目が合ったら殺されてしまいそうな作品を求めて、新しくなった小林古径美術館を訪れた。

古径、上京前後の作品と言われている「少女」だが、なんとなく目を合わせたくないかも

先日の山小屋で同宿した登山客が、スマホの画面越しに自身の絵画作品を見せてくれた。二科展での入選を目標にしているというその作風は、ほぅ、モネですか。上白石は妹の方が好みだが、私もマティスよりモネの方が好きですと会話を弾ませた。自身に足りないものとして目下勉強中なのだが、絵画だけでなく詩歌にしても、芸術というのはどうして難しい。

冠の付いた新しい美術館なのに、古径の作品は数点しか展示されていなかった。ならばと、一つ一つに時間をかけて、絵画の方から問いかけられるのを無言で待った。だが、館内の静寂を先に破ったのは絵でも私でもなく、まさかの幼稚園児たちの遠足だった。

これは何色ですかー?と、引率の保育士が張り切って(美術館の館内なのに)園児たちに尋ねると「ちゃいろー」。

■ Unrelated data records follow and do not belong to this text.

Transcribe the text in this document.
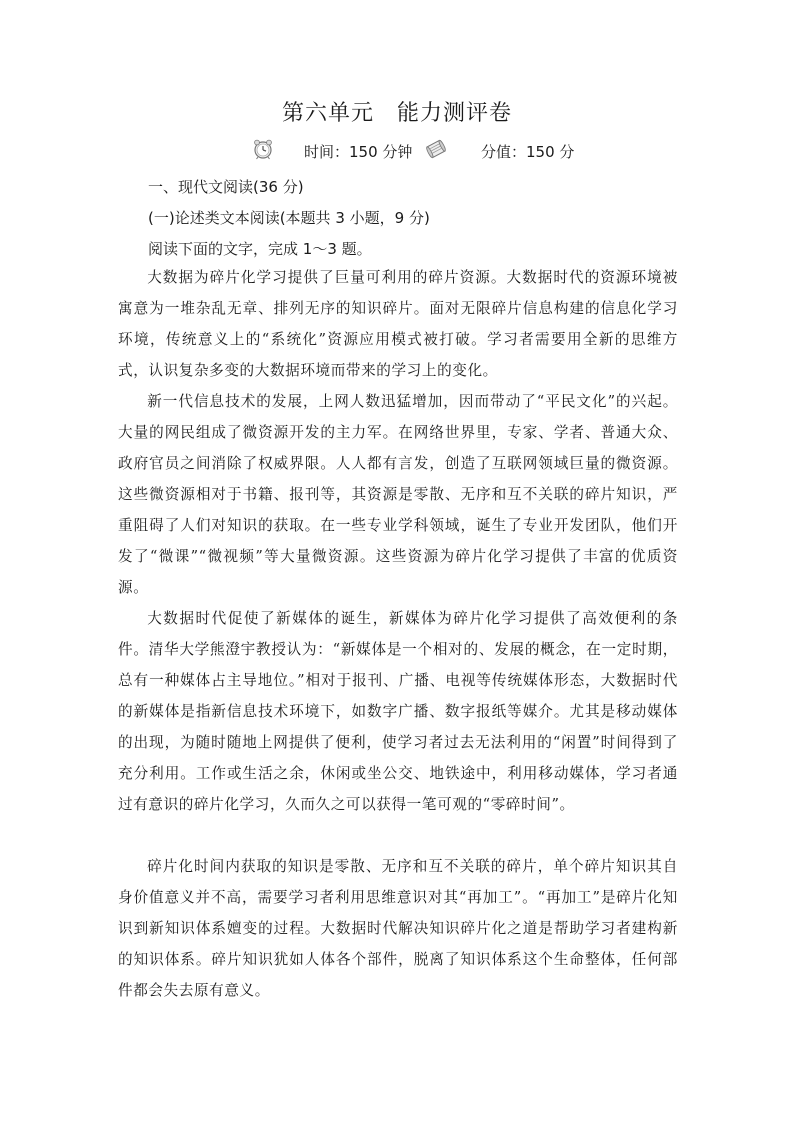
第六单元　能力测评卷
时间：150 分钟	分值：150 分
一、现代文阅读(36 分)
(一)论述类文本阅读(本题共 3 小题，9 分)
阅读下面的文字，完成 1～3 题。

大数据为碎片化学习提供了巨量可利用的碎片资源。大数据时代的资源环境被寓意为一堆杂乱无章、排列无序的知识碎片。面对无限碎片信息构建的信息化学习环境，传统意义上的“系统化”资源应用模式被打破。学习者需要用全新的思维方式，认识复杂多变的大数据环境而带来的学习上的变化。

新一代信息技术的发展，上网人数迅猛增加，因而带动了“平民文化”的兴起。大量的网民组成了微资源开发的主力军。在网络世界里，专家、学者、普通大众、政府官员之间消除了权威界限。人人都有言发，创造了互联网领域巨量的微资源。这些微资源相对于书籍、报刊等，其资源是零散、无序和互不关联的碎片知识，严重阻碍了人们对知识的获取。在一些专业学科领域，诞生了专业开发团队，他们开发了“微课”“微视频”等大量微资源。这些资源为碎片化学习提供了丰富的优质资源。

大数据时代促使了新媒体的诞生，新媒体为碎片化学习提供了高效便利的条件。清华大学熊澄宇教授认为：“新媒体是一个相对的、发展的概念，在一定时期，总有一种媒体占主导地位。”相对于报刊、广播、电视等传统媒体形态，大数据时代的新媒体是指新信息技术环境下，如数字广播、数字报纸等媒介。尤其是移动媒体的出现，为随时随地上网提供了便利，使学习者过去无法利用的“闲置”时间得到了充分利用。工作或生活之余，休闲或坐公交、地铁途中，利用移动媒体，学习者通过有意识的碎片化学习，久而久之可以获得一笔可观的“零碎时间”。

碎片化时间内获取的知识是零散、无序和互不关联的碎片，单个碎片知识其自身价值意义并不高，需要学习者利用思维意识对其“再加工”。“再加工”是碎片化知识到新知识体系嬗变的过程。大数据时代解决知识碎片化之道是帮助学习者建构新的知识体系。碎片知识犹如人体各个部件，脱离了知识体系这个生命整体，任何部件都会失去原有意义。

茶色の悲鳴に塗りたくられた館内で、思わず顔を引きつらせてしまった。しかし、言われてみれば日本画は、薄い茶色を帯びた和紙や着色した絹地の上に細く引かれた線で描かれている。色彩のとても少ない世界であることを改めれば、なるほど主題が鮮やかに浮かび上がってきたではないか——。

在りし日の朝稽古にて。稽古照今、今場所の翠富士を照らしたのは、昨日までの土俵の砂だった

優勝決定戦の末に見事、十両優勝を決めた伊勢ヶ濱部屋の翠富士。地元の友人たちの奔放さにつられて、何度か道を外れそうになった。親方がスカウトに来たその日も、友人たちとの待ち合わせがあり、気を揉んだ。それでも親方は彼の前で(入門を決意するまで)無言のまま座り続けた。たまらず静寂を破ったのは、翠富士の方だったという。

観念、そして覚悟の上に、やってやろうという気持ちが芽生えていれば、足りないものは見えていた。土俵の砂にまみれた「いい色」を滲ませて、鮮やかに浮かび上がってきた翠富士。新たな相撲巧者の小兵力士が、来場所いよいよ幕の内に挑む。